Una storia di riscatto e di rinascita industriale. A due anni dalla chiusura, lo stabilimento produttivo di Manfredonia riapre grazie al coraggio e alla determinazione di 26 lavoratori che, con il sostegno di Legacoop Puglia, hanno dato vita alla cooperativa Coopla Green. Un esempio virtuoso di worker buyout, strumento che consente ai dipendenti di rilevare un’azienda in crisi trasformandola in cooperativa.
“Il riscatto di un territorio”
“Il punto di forza del nostro progetto è stato la voglia di riscatto, il riscatto di un territorio, Manfredonia, ex contratto d’area, dove aziende del nord sono arrivate, hanno percepito soldi pubblici e poi sono andate via. Noi siamo invece l’ultima grande azienda rimasta sul territorio e vogliamo continuare a lavorare nella nostra terra”, ha dichiarato Giovanni Guerra, presidente della cooperativa, durante la conferenza stampa organizzata da Legacoop Puglia alla vigilia della riapertura.
L’esperienza del worker buyout
Per riappropriarsi della fabbrica, i lavoratori hanno utilizzato un mix di strumenti: anticipo della Naspi, conferimento del TFR, fondi della Legge Marcora e investimenti diretti. Un impegno collettivo che ha portato a un risultato concreto: la ripartenza della produzione con una svolta totalmente green. Coopla Green produrrà infatti solo materiale in bioplastica certificata e a zero emissioni, in linea con le direttive europee sulla sostenibilità.
Rollo: “Un modello contro la deindustrializzazione”
“Con Coopla oggi dimostriamo che esiste una via che vede i lavoratori protagonisti nella crisi di impresa”, ha affermato Carmelo Rollo, presidente di Legacoop Puglia. “Oggi 26 persone si sono riprese il loro posto di lavoro e hanno permesso di riattivare un’esperienza imprenditoriale, segnando una discontinuità in questi tempi di deindustrializzazione, chiusure e abbandoni. Il lavoro, la mutualità e la determinazione collettiva possono sconfiggere il capitale, se adeguatamente accompagnati con risorse e competenze”.

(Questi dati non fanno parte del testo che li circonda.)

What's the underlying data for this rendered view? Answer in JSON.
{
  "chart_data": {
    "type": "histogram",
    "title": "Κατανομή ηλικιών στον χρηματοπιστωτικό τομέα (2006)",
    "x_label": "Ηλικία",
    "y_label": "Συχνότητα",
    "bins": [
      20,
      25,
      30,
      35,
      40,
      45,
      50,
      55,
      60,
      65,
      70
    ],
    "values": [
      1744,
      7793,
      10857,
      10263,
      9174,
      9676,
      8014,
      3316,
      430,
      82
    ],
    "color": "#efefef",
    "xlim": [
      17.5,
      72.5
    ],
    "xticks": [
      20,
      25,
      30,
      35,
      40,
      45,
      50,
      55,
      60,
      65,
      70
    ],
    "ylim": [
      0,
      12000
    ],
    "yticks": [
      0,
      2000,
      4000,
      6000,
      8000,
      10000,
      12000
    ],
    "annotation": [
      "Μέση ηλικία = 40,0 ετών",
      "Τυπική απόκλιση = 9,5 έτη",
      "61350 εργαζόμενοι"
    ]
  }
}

Investimenti e sostegno cooperativo
Il sistema cooperativo ha garantito fin dall’inizio un supporto concreto, con un investimento iniziale di circa 130mila euro per la fase di riavvio e ulteriori 850mila euro già programmati. Inoltre, ha assicurato un primo mercato di sbocco per i prodotti della nuova Coopla Green.
L’appello alle istituzioni
In chiusura, Rollo ha rivolto un appello alla Regione Puglia: “È necessario costruire strumenti che accompagnino queste iniziative anche nella fase di analisi e prefattibilità, così da trasformare la rigenerazione d’impresa in cooperativa in un modello stabile e replicabile”.
La riapertura dello stabilimento di Manfredonia rappresenta così non solo una vittoria per i 26 lavoratori coinvolti, ma anche un segnale di speranza per un territorio che troppo spesso ha visto spegnersi le sue fabbriche. Coopla Green diventa simbolo di resilienza, sostenibilità e di una via alternativa alla deindustrializzazione nel Mezzogiorno.